Cutting LLM costs by 20%: what actually moved the needle

We were burning through LLM API budget faster than expected. After a few weeks of profiling and experiments, we got costs down by about 20%. Here's what actually worked versus what sounded good in theory but didn't.

What didn't work

Switching to a smaller model entirely — We tried routing all conversations to a cheaper model. Response quality dropped noticeably for complex tasks. Users complained. We switched back.

Aggressive response length limits — Setting max_tokens low caused the model to truncate mid-thought. Worse UX than the cost savings were worth.

Compressing system prompts with abbreviations — Replacing common words with shorter versions. Didn't help enough (tokens are subword units, not words) and made prompts unmaintainable.

What actually worked

Token counting before sending — We started logging exact input and output token counts per request. Before doing this, we were guessing. With real data, the high-cost outliers became obvious: a few edge cases were sending 6x the average context size.

Once we identified those patterns, we could handle them specifically instead of applying blunt optimizations everywhere.

Conversation history pruning — We were naively appending every turn to the conversation history. Some conversations ran 50+ turns. The middle turns were mostly not relevant to the current query.

We implemented a sliding window: keep the system prompt, the last N turns, and a compressed summary of earlier context. The summary is generated once when the window slides and cached.

function buildContext(history: Turn[], systemPrompt: string): Message[] {
  const recentTurns = history.slice(-WINDOW_SIZE);
  const olderTurns = history.slice(0, -WINDOW_SIZE);

  const summary = olderTurns.length > 0
    ? [{ role: 'system', content: `Earlier context: ${getSummary(olderTurns)}` }]
    : [];

  return [
    { role: 'system', content: systemPrompt },
    ...summary,
    ...recentTurns,
  ];
}

This alone cut context size by 30-40% for long conversations.

Caching identical prompts — Some users were sending the same system configurations repeatedly. We added a hash-based cache at the session level. Not prompt caching in the API sense — just avoiding redundant full roundtrips for duplicate inputs.
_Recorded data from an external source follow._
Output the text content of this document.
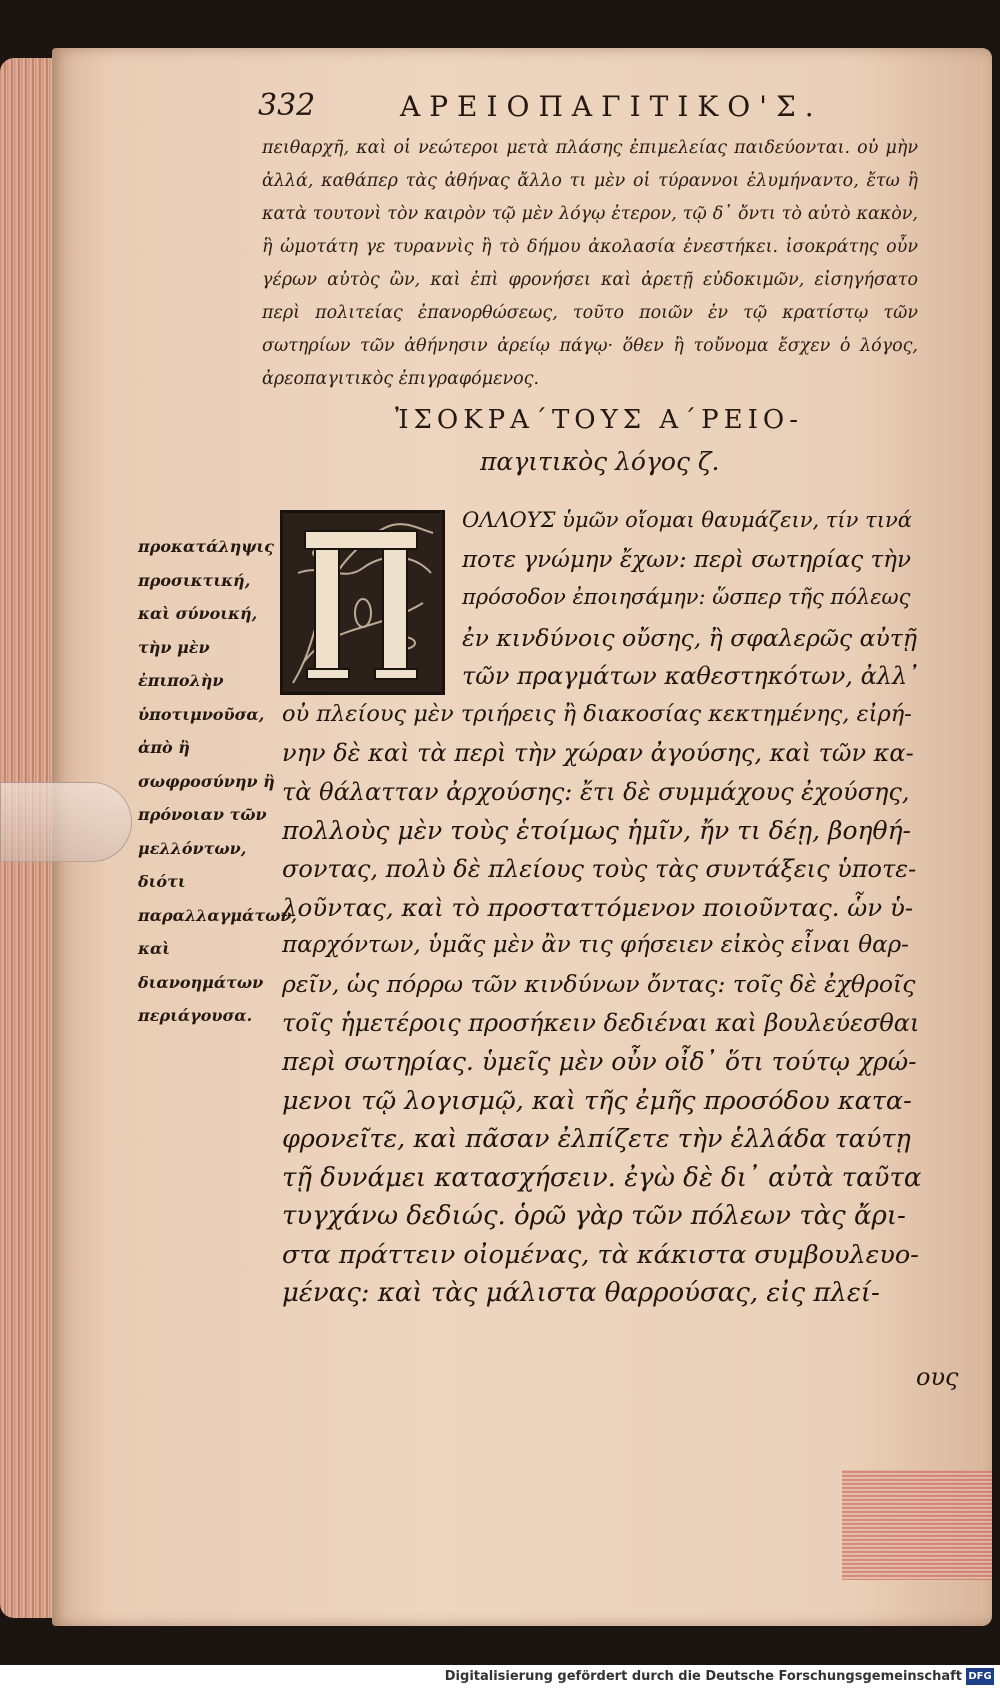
332	ΑΡΕΙΟΠΑΓΙΤΙΚΟ'Σ.
πειθαρχῆ, καὶ οἱ νεώτεροι μετὰ πλάσης ἐπιμελείας παιδεύονται. οὐ μὴν ἀλλά, καθάπερ τὰς ἀθήνας ἄλλο τι μὲν οἱ τύραννοι ἐλυμήναντο, ἔτω ἢ κατὰ τουτονὶ τὸν καιρὸν τῷ μὲν λόγῳ ἐτερον, τῷ δ᾽ ὄντι τὸ αὐτὸ κακὸν, ἣ ὠμοτάτη γε τυραννὶς ἢ τὸ δήμου ἀκολασία ἐνεστήκει. ἰσοκράτης οὖν γέρων αὐτὸς ὢν, καὶ ἐπὶ φρονήσει καὶ ἀρετῇ εὐδοκιμῶν, εἰσηγήσατο περὶ πολιτείας ἐπανορθώσεως, τοῦτο ποιῶν ἐν τῷ κρατίστῳ τῶν σωτηρίων τῶν ἀθήνησιν ἀρείῳ πάγῳ· ὅθεν ἢ τοὔνομα ἔσχεν ὁ λόγος, ἀρεοπαγιτικὸς ἐπιγραφόμενος.
ἸΣΟΚΡΑ΄ΤΟΥΣ Α΄ΡΕΙΟ-
παγιτικὸς λόγος ζ.
προκατάληψις προσικτική, καὶ σύνοική, τὴν μὲν ἐπιπολὴν ὑποτιμνοῦσα, ἀπὸ ἢ σωφροσύνην ἢ πρόνοιαν τῶν μελλόντων, διότι παραλλαγμάτων, καὶ διανοημάτων περιάγουσα.
ΟΛΛΟΥΣ ὑμῶν οἴομαι θαυμάζειν, τίν τινά
ποτε γνώμην ἔχων: περὶ σωτηρίας τὴν
πρόσοδον ἐποιησάμην: ὥσπερ τῆς πόλεως
ἐν κινδύνοις οὔσης, ἢ σφαλερῶς αὐτῇ
τῶν πραγμάτων καθεστηκότων, ἀλλ᾽
οὐ πλείους μὲν τριήρεις ἢ διακοσίας κεκτημένης, εἰρή-
νην δὲ καὶ τὰ περὶ τὴν χώραν ἀγούσης, καὶ τῶν κα-
τὰ θάλατταν ἀρχούσης: ἔτι δὲ συμμάχους ἐχούσης,
πολλοὺς μὲν τοὺς ἑτοίμως ἡμῖν, ἤν τι δέῃ, βοηθή-
σοντας, πολὺ δὲ πλείους τοὺς τὰς συντάξεις ὑποτε-
λοῦντας, καὶ τὸ προσταττόμενον ποιοῦντας. ὧν ὑ-
παρχόντων, ὑμᾶς μὲν ἂν τις φήσειεν εἰκὸς εἶναι θαρ-
ρεῖν, ὡς πόρρω τῶν κινδύνων ὄντας: τοῖς δὲ ἐχθροῖς
τοῖς ἡμετέροις προσήκειν δεδιέναι καὶ βουλεύεσθαι
περὶ σωτηρίας. ὑμεῖς μὲν οὖν οἶδ᾽ ὅτι τούτῳ χρώ-
μενοι τῷ λογισμῷ, καὶ τῆς ἐμῆς προσόδου κατα-
φρονεῖτε, καὶ πᾶσαν ἐλπίζετε τὴν ἑλλάδα ταύτῃ
τῇ δυνάμει κατασχήσειν. ἐγὼ δὲ δι᾽ αὐτὰ ταῦτα
τυγχάνω δεδιώς. ὁρῶ γὰρ τῶν πόλεων τὰς ἄρι-
στα πράττειν οἰομένας, τὰ κάκιστα συμβουλευο-
μένας: καὶ τὰς μάλιστα θαρρούσας, εἰς πλεί-
ους
Digitalisierung gefördert durch die Deutsche Forschungsgemeinschaft DFG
Removing tool definitions for inapplicable tools — We had 15+ tools defined in the tool manifest. For most conversations, fewer than 5 were relevant. Each tool definition adds tokens to the system prompt.

We added a routing step: a lightweight classifier checks the conversation intent and filters the tool manifest to only include likely-relevant tools. The classifier itself is cheap (fast model + simple rules). Net result: smaller prompts for the main model.

async function selectRelevantTools(
  userMessage: string,
  allTools: ToolDefinition[]
): Promise<ToolDefinition[]> {
  const intent = await classifyIntent(userMessage); // fast, cheap call
  return allTools.filter(tool => tool.categories.includes(intent));
}

The unglamorous reality

Most of the savings came from better observability first. You can't optimize what you can't measure. Token counting, per-conversation cost tracking, and identifying outlier patterns — that's where the work was.

The actual optimizations are not that complex. The hard part is knowing which ones to apply where.